Mama to DS (7) , DD (5) and DD (2) and expecting a LO in 2/14
It might be better. She might be happy there.
but everything has pros and cons
Why not? If you switch her and she doesn't like it, you are no worse off.
I will say though that there is only so much a school can do to encourage relationships between children. The current school sounds like it wasn't what was advertised and maybe not great in how they handle your DD but, they may not be fully responsible for your DD's resistance to peers. Of course, your DD being happy will help her connect with others and so that is a step in the right direction. Being a neighborhood school, maybe you'll have better luck connecting outside of school too.
Another vote here to try the other preschool.
Since she is only attending her current preschool on 2 afternoons per week, can you work out a transition schedule that might help ease her into the new school?
Perhaps she could start attending 1 or 2 days at the new school and increase to a full 4 day schedule over the course of a few weeks. If it helps, she could still attend her current school once a week or so. That may or may not be a good idea. Sometimes a clean break is best. In this case, it doesn't sound like she would miss anyone at her current school, so she may not mind a clean break.
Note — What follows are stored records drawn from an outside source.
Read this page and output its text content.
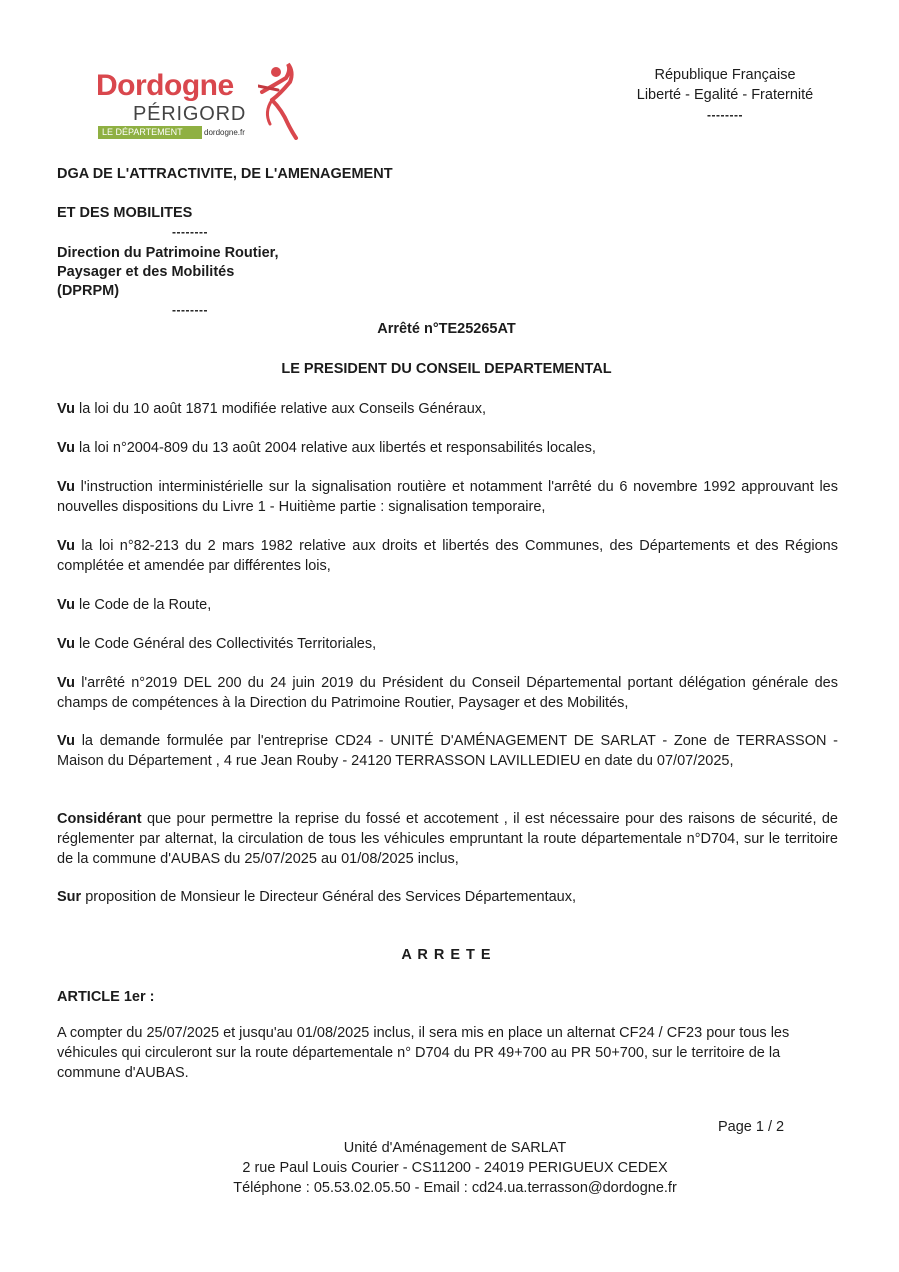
Dordogne
PÉRIGORD
LE DÉPARTEMENT	dordogne.fr
République Française
Liberté - Egalité - Fraternité
--------
DGA DE L'ATTRACTIVITE, DE L'AMENAGEMENT
ET DES MOBILITES
--------
Direction du Patrimoine Routier,
Paysager et des Mobilités
(DPRPM)
--------
Arrêté n°TE25265AT
LE PRESIDENT DU CONSEIL DEPARTEMENTAL
Vu la loi du 10 août 1871 modifiée relative aux Conseils Généraux,
Vu la loi n°2004-809 du 13 août 2004 relative aux libertés et responsabilités locales,
Vu l'instruction interministérielle sur la signalisation routière et notamment l'arrêté du 6 novembre 1992 approuvant les nouvelles dispositions du Livre 1 - Huitième partie : signalisation temporaire,
Vu la loi n°82-213 du 2 mars 1982 relative aux droits et libertés des Communes, des Départements et des Régions complétée et amendée par différentes lois,
Vu le Code de la Route,
Vu le Code Général des Collectivités Territoriales,
Vu l'arrêté n°2019 DEL 200 du 24 juin 2019 du Président du Conseil Départemental portant délégation générale des champs de compétences à la Direction du Patrimoine Routier, Paysager et des Mobilités,
Vu la demande formulée par l'entreprise CD24 - UNITÉ D'AMÉNAGEMENT DE SARLAT - Zone de TERRASSON - Maison du Département , 4 rue Jean Rouby - 24120 TERRASSON LAVILLEDIEU en date du 07/07/2025,
Considérant que pour permettre la reprise du fossé et accotement , il est nécessaire pour des raisons de sécurité, de réglementer par alternat, la circulation de tous les véhicules empruntant la route départementale n°D704, sur le territoire de la commune d'AUBAS du 25/07/2025 au 01/08/2025 inclus,
Sur proposition de Monsieur le Directeur Général des Services Départementaux,
A R R E T E
ARTICLE 1er :
A compter du 25/07/2025 et jusqu'au 01/08/2025 inclus, il sera mis en place un alternat CF24 / CF23 pour tous les véhicules qui circuleront sur la route départementale n° D704 du PR 49+700 au PR 50+700, sur le territoire de la commune d'AUBAS.
Page 1 / 2
Unité d'Aménagement de SARLAT
2 rue Paul Louis Courier - CS11200 - 24019 PERIGUEUX CEDEX
Téléphone : 05.53.02.05.50 - Email : cd24.ua.terrasson@dordogne.fr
I'd switch, too, but I do think the preschool teacher's advice was right on about trying to set up playdates outside of school. That helped my incredibly sensitive, slow to warm up, school-resistant dd1 more than anything else. Being one on one with another kid really helped pave the way for group interactions. It was like she had a model to follow if Susie could do it, maybe —just maybe— she could too. I think in this case being closer to home would be an advantage because it might be easier for you to foster relationships outside of school and there's a possibility that your dd might go to K with some of the kids in preschool and that would make that transition easier, too.
I think some preschools don't like part week attendance because they perceive it as harder on the kids who only attend a couple of days a week to join in and become part of the group. I really felt like my dd1 needed to only go part time because she was so reluctant to separate, but I did understand that point of view and it might help your dd to go 4 days instead of 2.